I come from a family of five children. Although we’re not children anymore, we sure like to “play our old tapes” when we get together and behave the way we did when we were kids! Christmas can be stressful at times and surprisingly nice at others, but mostly, just a little crazy.
Our family celebrates Christmas on the odd years (which is fitting) and the spouses get the even years. Our Mum lives in country NSW, so it can be quite the hike to get there with the actual children in tow. There are twelve grandchildren now, with more to come, so when we’re all together, it’s nuts. Meal times especially.

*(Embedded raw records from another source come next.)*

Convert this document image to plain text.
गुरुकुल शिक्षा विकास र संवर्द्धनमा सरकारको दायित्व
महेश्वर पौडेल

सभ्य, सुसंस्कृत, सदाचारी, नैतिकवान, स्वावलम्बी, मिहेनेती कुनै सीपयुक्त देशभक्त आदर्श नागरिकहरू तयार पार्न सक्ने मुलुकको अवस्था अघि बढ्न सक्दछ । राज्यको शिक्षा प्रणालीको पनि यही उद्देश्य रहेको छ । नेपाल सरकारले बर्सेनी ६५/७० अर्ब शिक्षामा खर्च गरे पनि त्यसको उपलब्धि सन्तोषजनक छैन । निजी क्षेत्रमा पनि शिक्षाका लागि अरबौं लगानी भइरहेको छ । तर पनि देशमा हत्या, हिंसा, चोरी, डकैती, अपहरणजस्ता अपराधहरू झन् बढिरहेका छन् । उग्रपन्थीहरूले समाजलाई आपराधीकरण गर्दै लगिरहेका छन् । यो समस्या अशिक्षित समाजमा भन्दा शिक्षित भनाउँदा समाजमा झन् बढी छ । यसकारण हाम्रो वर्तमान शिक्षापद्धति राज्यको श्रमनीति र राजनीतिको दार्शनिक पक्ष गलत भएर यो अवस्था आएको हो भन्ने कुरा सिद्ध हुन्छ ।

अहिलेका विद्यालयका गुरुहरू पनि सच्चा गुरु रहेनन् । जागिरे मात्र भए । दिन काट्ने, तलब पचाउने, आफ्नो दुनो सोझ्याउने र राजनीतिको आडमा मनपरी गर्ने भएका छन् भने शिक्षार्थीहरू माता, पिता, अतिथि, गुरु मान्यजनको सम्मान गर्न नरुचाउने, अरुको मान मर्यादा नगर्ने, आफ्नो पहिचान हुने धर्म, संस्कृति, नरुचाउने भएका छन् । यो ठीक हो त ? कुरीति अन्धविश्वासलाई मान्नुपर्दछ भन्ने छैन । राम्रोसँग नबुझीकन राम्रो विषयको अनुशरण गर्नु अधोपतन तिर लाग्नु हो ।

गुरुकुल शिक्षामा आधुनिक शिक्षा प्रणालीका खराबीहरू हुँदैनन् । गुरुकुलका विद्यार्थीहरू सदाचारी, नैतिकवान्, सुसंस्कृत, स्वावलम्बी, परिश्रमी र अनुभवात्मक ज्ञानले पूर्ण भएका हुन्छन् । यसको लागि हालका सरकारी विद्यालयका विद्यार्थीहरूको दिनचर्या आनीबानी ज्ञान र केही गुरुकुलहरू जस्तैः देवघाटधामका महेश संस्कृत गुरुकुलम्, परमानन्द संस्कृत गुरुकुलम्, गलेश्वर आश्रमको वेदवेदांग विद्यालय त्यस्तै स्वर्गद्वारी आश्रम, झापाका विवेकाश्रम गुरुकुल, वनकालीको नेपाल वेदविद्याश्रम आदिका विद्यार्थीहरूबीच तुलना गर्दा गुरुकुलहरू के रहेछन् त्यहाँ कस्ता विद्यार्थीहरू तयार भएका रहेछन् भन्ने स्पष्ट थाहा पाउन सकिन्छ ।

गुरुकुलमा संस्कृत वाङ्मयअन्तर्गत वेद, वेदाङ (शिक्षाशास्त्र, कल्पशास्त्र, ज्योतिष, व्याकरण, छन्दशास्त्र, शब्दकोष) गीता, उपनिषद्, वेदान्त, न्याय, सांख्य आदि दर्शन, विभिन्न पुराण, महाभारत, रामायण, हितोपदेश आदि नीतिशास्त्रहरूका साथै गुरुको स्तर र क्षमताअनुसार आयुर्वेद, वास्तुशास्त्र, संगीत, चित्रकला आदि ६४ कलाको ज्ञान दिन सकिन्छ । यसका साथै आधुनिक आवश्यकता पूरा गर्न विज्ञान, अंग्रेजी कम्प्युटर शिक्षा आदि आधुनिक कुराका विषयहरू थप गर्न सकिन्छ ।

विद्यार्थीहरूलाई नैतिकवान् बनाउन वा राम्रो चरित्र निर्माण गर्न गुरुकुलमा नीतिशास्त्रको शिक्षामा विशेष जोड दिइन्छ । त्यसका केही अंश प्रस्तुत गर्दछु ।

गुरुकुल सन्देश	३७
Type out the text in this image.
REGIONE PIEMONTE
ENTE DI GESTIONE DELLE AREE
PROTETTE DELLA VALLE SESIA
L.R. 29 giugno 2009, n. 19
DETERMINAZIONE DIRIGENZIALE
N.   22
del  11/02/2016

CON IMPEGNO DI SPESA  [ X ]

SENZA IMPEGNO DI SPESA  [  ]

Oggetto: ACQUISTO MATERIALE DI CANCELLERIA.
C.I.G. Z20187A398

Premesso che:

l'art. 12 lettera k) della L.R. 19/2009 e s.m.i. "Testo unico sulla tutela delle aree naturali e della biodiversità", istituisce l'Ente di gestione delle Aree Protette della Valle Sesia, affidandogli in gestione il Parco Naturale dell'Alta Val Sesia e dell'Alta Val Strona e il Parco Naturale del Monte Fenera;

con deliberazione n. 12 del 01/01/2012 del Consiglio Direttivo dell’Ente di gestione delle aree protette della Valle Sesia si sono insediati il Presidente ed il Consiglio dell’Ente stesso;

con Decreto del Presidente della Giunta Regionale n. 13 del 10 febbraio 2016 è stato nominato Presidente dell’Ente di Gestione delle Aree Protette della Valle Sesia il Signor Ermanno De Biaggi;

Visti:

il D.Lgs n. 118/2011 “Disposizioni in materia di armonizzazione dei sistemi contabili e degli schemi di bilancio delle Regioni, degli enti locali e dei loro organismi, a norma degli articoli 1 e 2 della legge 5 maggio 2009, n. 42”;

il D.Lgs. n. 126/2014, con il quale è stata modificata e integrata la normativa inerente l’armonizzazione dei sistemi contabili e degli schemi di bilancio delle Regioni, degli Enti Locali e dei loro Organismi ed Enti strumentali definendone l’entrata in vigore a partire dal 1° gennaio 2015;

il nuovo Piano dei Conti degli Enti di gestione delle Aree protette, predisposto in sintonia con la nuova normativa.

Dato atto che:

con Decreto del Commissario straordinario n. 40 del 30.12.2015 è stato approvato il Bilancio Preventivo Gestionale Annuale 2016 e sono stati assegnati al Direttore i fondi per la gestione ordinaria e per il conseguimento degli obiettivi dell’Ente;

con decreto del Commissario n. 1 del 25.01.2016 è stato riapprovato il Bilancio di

In the days leading up to Christmas, we take turns with meals. There’s no real roster or anything official like that – you just pitch in when you feel like it’s “your go”. For me, it’s meat and steamed veg or a Bolognaise of mammoth proportions. Like most families, I suppose, we go by the unwritten rule that if you don’t help with dinner then you help with the cleanup.
Mum takes care of the food on Christmas day. The rest of us help prepare where we can, and clean up afterwards, but when it comes to the cooking, she’s in charge. Her focus is amazing. I can see that she’s a little stressed, but she has a particular way of doing things, and we’re not to interrupt. We have a traditional English Christmas dinner with roast turkey, a hunk of ham and more veggies than you can shake a stick at. My family is heavily into condiments. There’s Mum’s white sauce, gravy and cranberry sauce everywhere. I’m pretty sure the mint sauce even makes it onto the table, which is strange, I know.
With no exceptions, we always have a Legacy Christmas Pudding, a Margaret Fulton recipe that’s exclusive to Legacy, to support the charity that supported us.
The kids have a table of their own. Twenty-two people don’t fit on one table. My eldest niece, at fourteen, has just been promoted to the adult table, which is super exciting for her, although sometimes I get the feeling she’d still like to be hanging with the kids.